Laveglia Vincenzo, Trentin Edmondo
DINFO, Università di Firenze, Via di S. Marta 3, 50139 Firenze, Italy.
DIISM, Università di Siena, Via Roma 56, 53100 Siena, Italy.
Entropy (Basel). 2023 Apr 28;25(5):733. doi: 10.3390/e25050733.
A major issue in the application of deep learning is the definition of a proper architecture for the learning machine at hand, in such a way that the model is neither excessively large (which results in overfitting the training data) nor too small (which limits the learning and modeling capabilities of the automatic learner).
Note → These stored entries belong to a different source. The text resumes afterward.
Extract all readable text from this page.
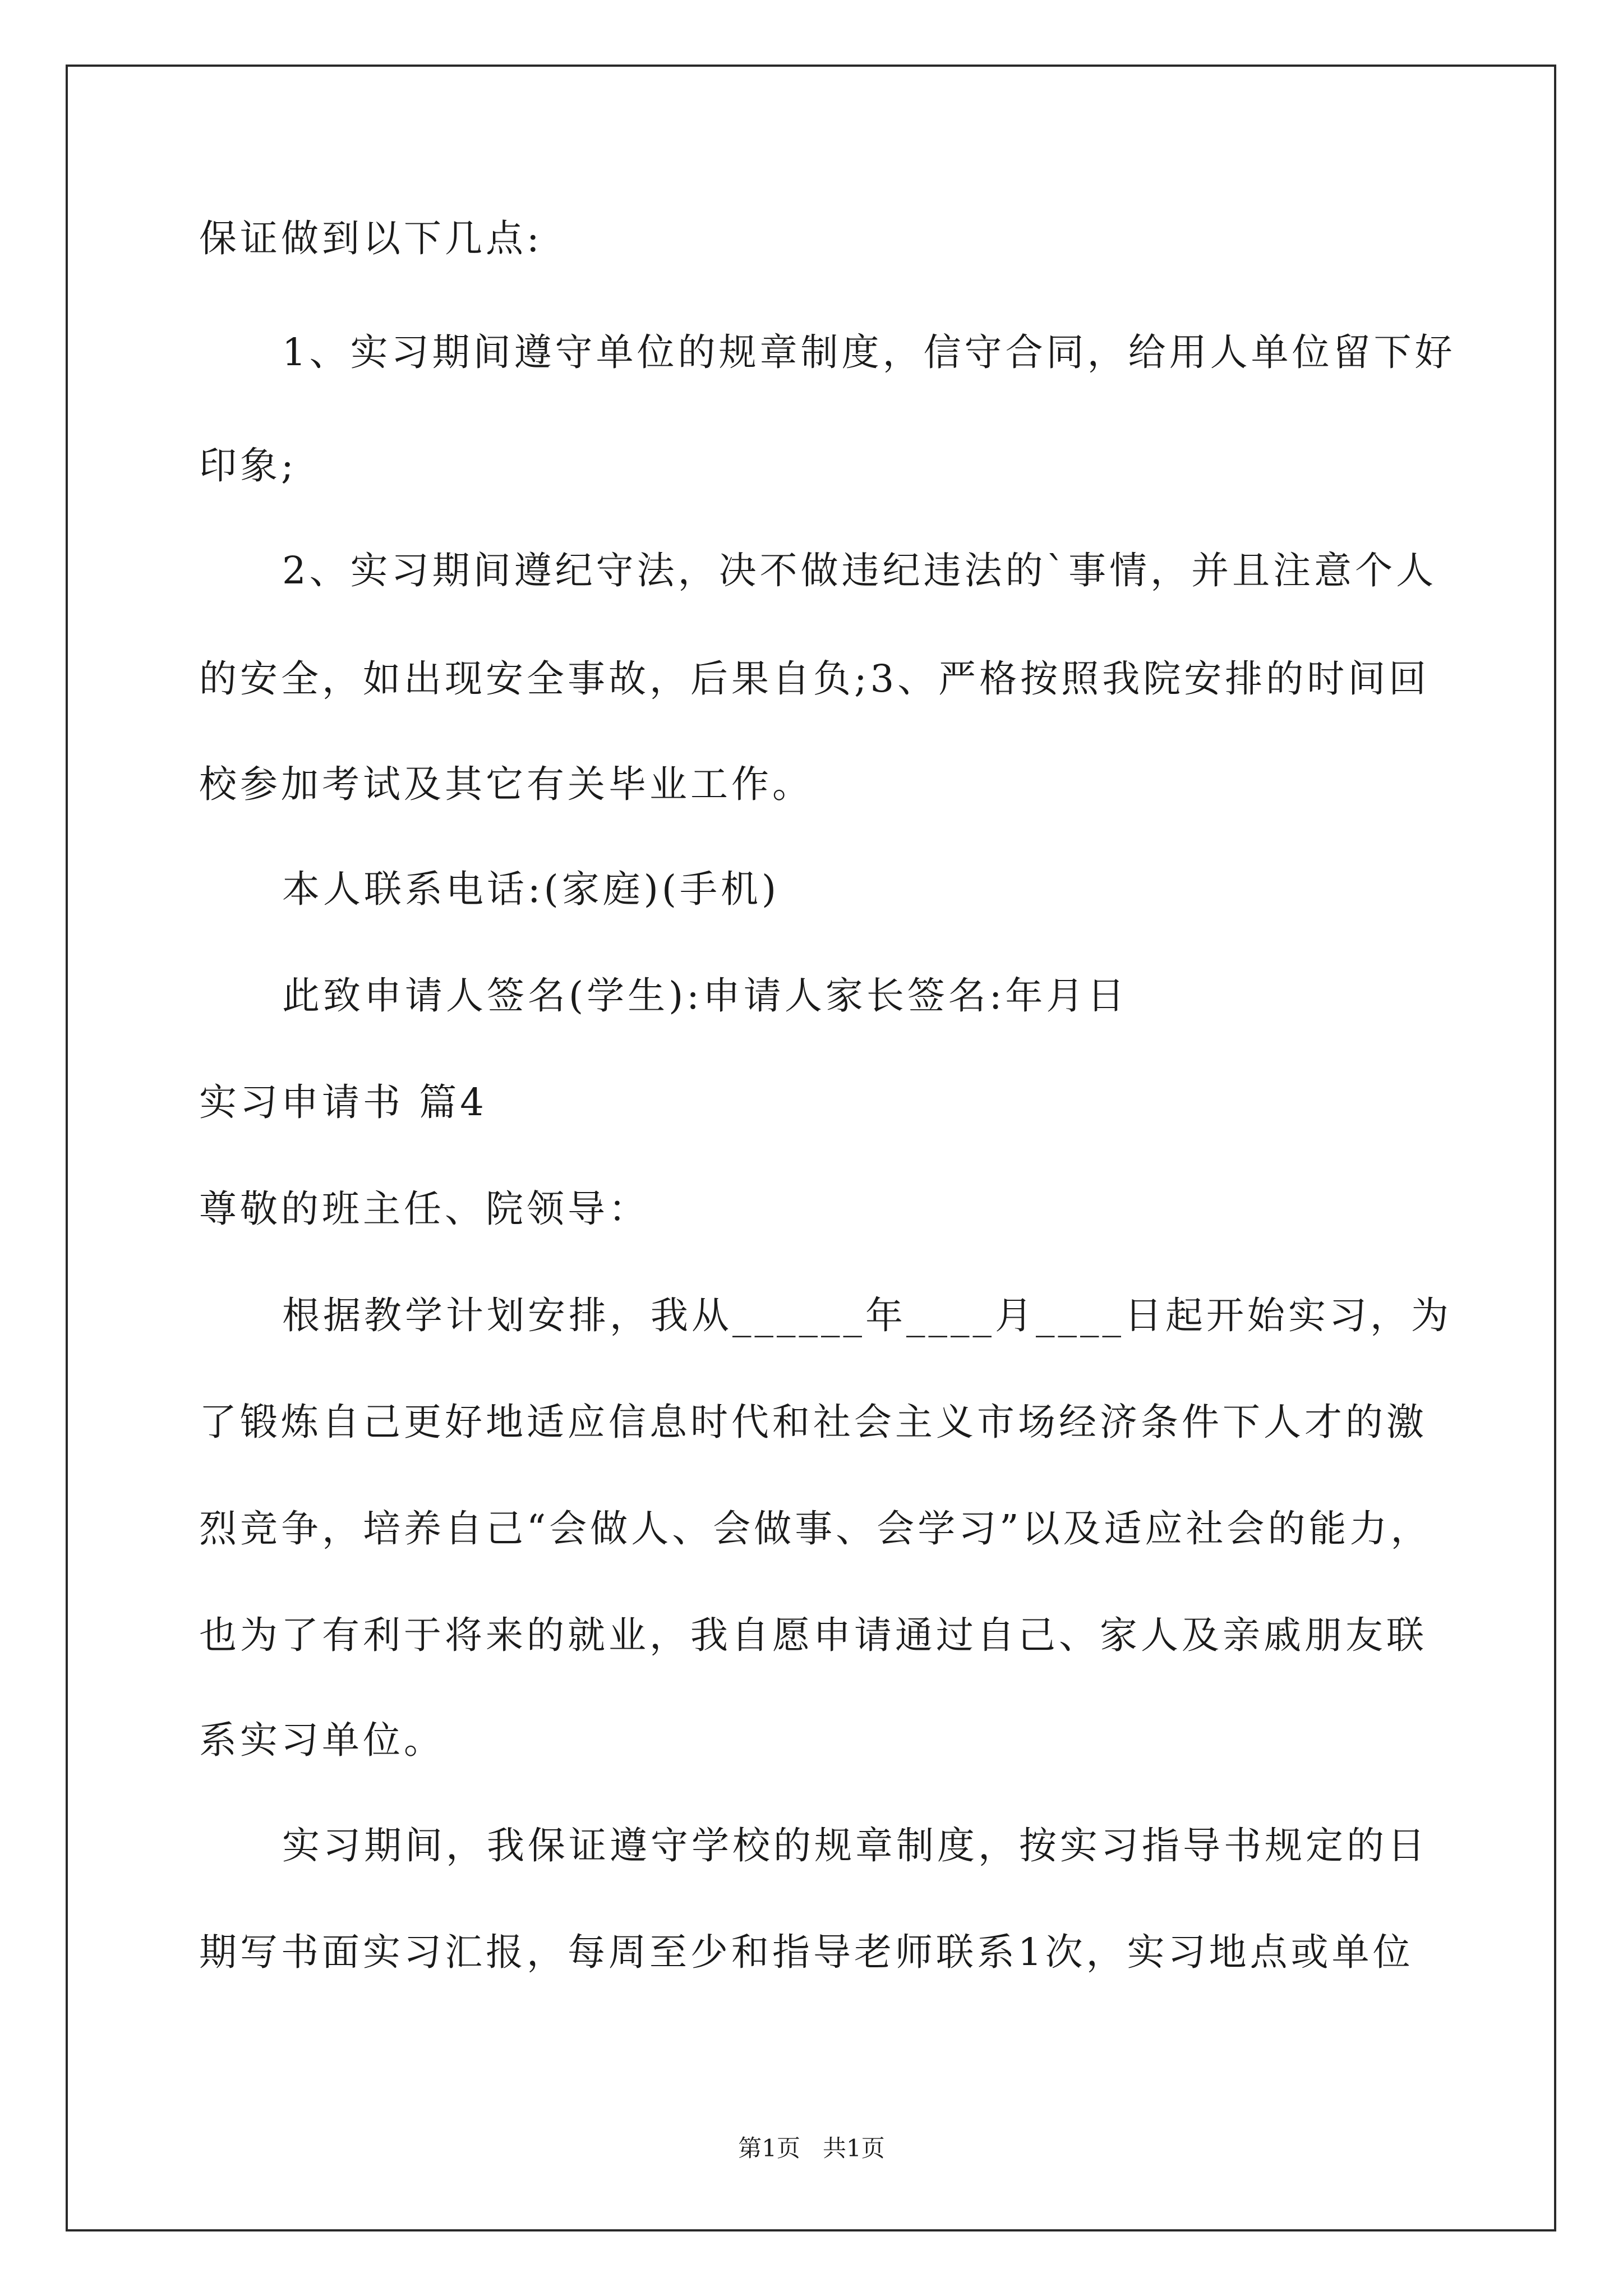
保证做到以下几点:
1、实习期间遵守单位的规章制度，信守合同，给用人单位留下好
印象;
2、实习期间遵纪守法，决不做违纪违法的`事情，并且注意个人
的安全，如出现安全事故，后果自负;3、严格按照我院安排的时间回
校参加考试及其它有关毕业工作。
本人联系电话:(家庭)(手机)
此致申请人签名(学生):申请人家长签名:年月日
实习申请书 篇4
尊敬的班主任、院领导：
根据教学计划安排，我从______年____月____日起开始实习，为
了锻炼自己更好地适应信息时代和社会主义市场经济条件下人才的激
烈竞争，培养自己“会做人、会做事、会学习”以及适应社会的能力，
也为了有利于将来的就业，我自愿申请通过自己、家人及亲戚朋友联
系实习单位。
实习期间，我保证遵守学校的规章制度，按实习指导书规定的日
期写书面实习汇报，每周至少和指导老师联系1次，实习地点或单位
第1页   共1页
Facing this issue boosted the development of algorithms for automatically growing and pruning the architectures as part of the learning process. The paper introduces a novel approach to growing the architecture of deep neural networks, called downward-growing neural network (DGNN). The approach can be applied to arbitrary feed-forward deep neural networks. Groups of neurons that negatively affect the performance of the network are selected and grown with the aim of improving the learning and generalization capabilities of the resulting machine. The growing process is realized via replacement of these groups of neurons with sub-networks that are trained relying on ad hoc target propagation techniques. In so doing, the growth process takes place simultaneously in both the depth and width of the DGNN architecture. We assess empirically the effectiveness of the DGNN on several UCI datasets, where the DGNN significantly improves the average accuracy over a range of established deep neural network approaches and over two popular growing algorithms, namely, the AdaNet and the cascade correlation neural network.
深度学习应用中的一个主要问题是为手头的学习机器定义合适的架构,使得模型既不过大(这会导致对训练数据的过拟合)也不过小(这会限制自动学习者的学习和建模能力)。面对这个问题推动了作为学习过程一部分的自动扩展和修剪架构的算法的发展。本文介绍了一种扩展深度神经网络架构的新方法,称为向下生长神经网络(DGNN)。该方法可应用于任意前馈深度神经网络。选择对网络性能有负面影响的神经元组并进行扩展,目的是提高所得机器的学习和泛化能力。扩展过程通过用依赖于特殊目标传播技术训练的子网络替换这些神经元组来实现。这样做时,扩展过程在DGNN架构的深度和宽度上同时进行。我们通过实验评估了DGNN在几个UCI数据集上的有效性,在这些数据集上,DGNN相对于一系列既定的深度神经网络方法以及两种流行的扩展算法,即AdaNet和级联相关神经网络,显著提高了平均准确率。